In 1892 Pauline recited at a concert put on by the young Men’s Liberal Club of Toronto.   She was an “instant” success. Her stage career was launched. From there she went on to perform all across Canada, mostly one-night stands in little whistle-stop towns, but also in the cities of Toronto, Montreal, Winnipeg and Halifax. Her goal in the beginning had been to raise enough money to travel to London, England in search of a publisher for her book of poetry. Two years later she had saved enough and struck out for England armed with letters of introduction to the Canadian High Commissioner, the Marquis of Lorne and the Marquis of Dufferin, who, with his wife, became her patron. She was soon entertaining audiences in the drawing rooms of Hanover Square, and reciting for the King and Queen.

But her main purpose in visiting London was to find a publisher for her book of poetry. Within a few months she had the necessary introductions and met John Lane, the publisher of Oscar Wilde, John Davidson, Kenneth Grahame, and others. Into this august company, came E. Pauline Johnson with her little book of poetry, The White Wampum. Quite an accomplishment for a “colonial” let alone a woman of mixed blood, and scanty education.

Although her objective of finding a publisher had been accomplished, Pauline soon learned that she needed to continue with her stage career in order to promote the sales of her poetry. For the next sixteen years she undertook a gruelling schedule criss-crossing Canada, with some forays into the United States and another trip to England. She acted as interpreter for a delegation of chiefs from the Vancouver area who sought an audience with King Edward VII to outline their grievances against white settlement that encroached on their reserves.
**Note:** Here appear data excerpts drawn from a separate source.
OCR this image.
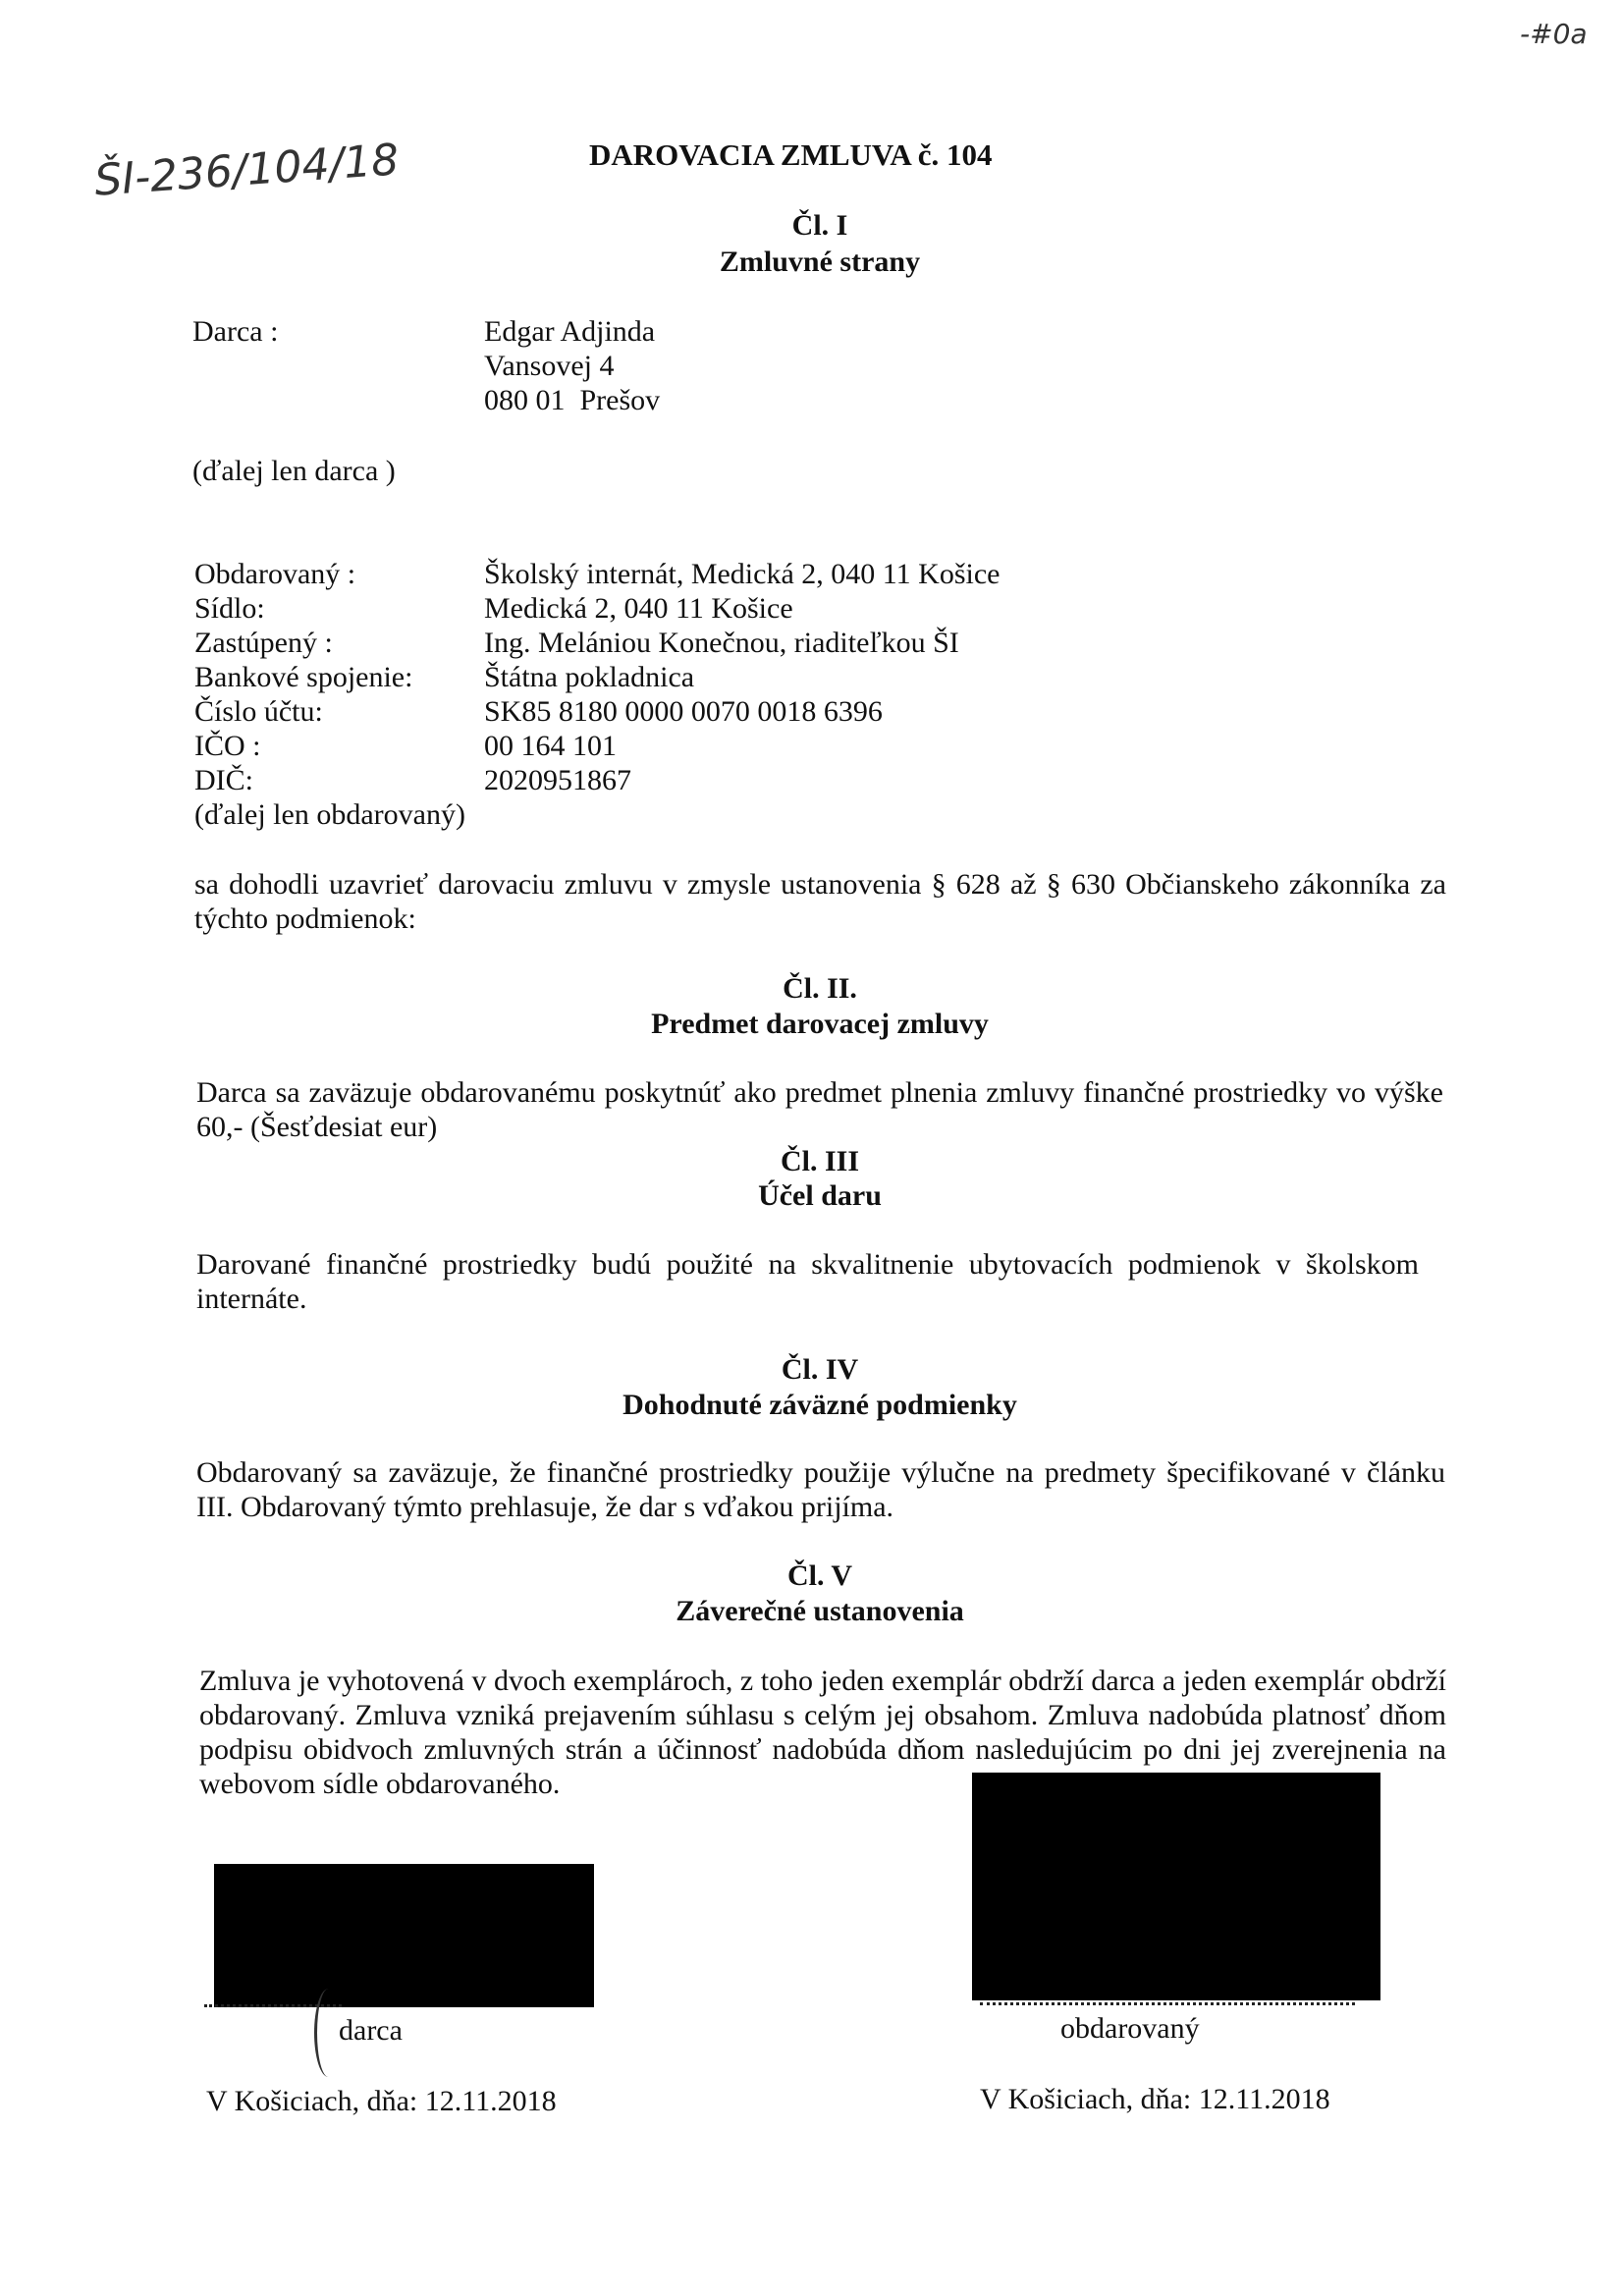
ŠI-236/104/18
-#0a
DAROVACIA ZMLUVA č. 104
Čl. I
Zmluvné strany
Darca :	Edgar Adjinda
Vansovej 4
080 01  Prešov
(ďalej len darca )
Obdarovaný :	Školský internát, Medická 2, 040 11 Košice
Sídlo:	Medická 2, 040 11 Košice
Zastúpený :	Ing. Melániou Konečnou, riaditeľkou ŠI
Bankové spojenie: Štátna pokladnica
Číslo účtu:	SK85 8180 0000 0070 0018 6396
IČO :	00 164 101
DIČ:	2020951867
(ďalej len obdarovaný)
sa dohodli uzavrieť darovaciu zmluvu v zmysle ustanovenia § 628 až § 630 Občianskeho zákonníka za týchto podmienok:
Čl. II.
Predmet darovacej zmluvy
Darca sa zaväzuje obdarovanému poskytnúť ako predmet plnenia zmluvy finančné prostriedky vo výške 60,- (Šesťdesiat eur)
Čl. III
Účel daru
Darované finančné prostriedky budú použité na skvalitnenie ubytovacích podmienok v školskom internáte.
Čl. IV
Dohodnuté záväzné podmienky
Obdarovaný sa zaväzuje, že finančné prostriedky použije výlučne na predmety špecifikované v článku III. Obdarovaný týmto prehlasuje, že dar s vďakou prijíma.
Čl. V
Záverečné ustanovenia
Zmluva je vyhotovená v dvoch exemplároch, z toho jeden exemplár obdrží darca a jeden exemplár obdrží obdarovaný. Zmluva vzniká prejavením súhlasu s celým jej obsahom. Zmluva nadobúda platnosť dňom podpisu obidvoch zmluvných strán a účinnosť nadobúda dňom nasledujúcim po dni jej zverejnenia na webovom sídle obdarovaného.
darca
V Košiciach, dňa: 12.11.2018
obdarovaný
V Košiciach, dňa: 12.11.2018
Wherever she went Pauline inspired admiration and loyalty, but romance eluded her. She was betrothed to Charles Drayton but his socially conscious family objected to the match and he eventually cried off. She fell in love with a swindler, Charles Wurz, who stole her money and then abandoned her. It is a testament to her personality that when she was dying, penniless in Vancouver and too ill to work, her friends took it upon themselves to publish a collection of her poems, and thus provide her with an income. Society matrons, her first manager, stage partners, prominent businessmen, high-ranking politicians, all rallied to help Pauline Johnson.  Flint and Feather was published in 1912 and her champions went on a marketing campaign that secured sufficient funds to care for Pauline until she died. When she passed away of breast cancer at the age of 52 in 1913, mourners lined the street as her cortege made the three-block journey to Christ Church Cathedral. Every flag in the city flew at half-mast. In accordance with her wishes, her ashes are buried in Stanley Park. She did not wish for a memorial but in 1922 the Women’s Canadian Club raised the money and erected a stone to mark her grave.

Pauline Johnson was not the woman chosen to be on Canada’s newest $10.00 bill, but she was a remarkable woman who made her own way and lived her own dreams in an age when “ladies” were expected to bow to male authority and confine themselves to the home. She proclaimed her Indian blood proudly at a time when First Nations people were excluded from many parts of Canadian life. Her most famous poem, The Song My Paddle Sings, was memorized by generations of Canadian school children, including me.

I’m so glad my book club pushed me to read the biography of this remarkable author.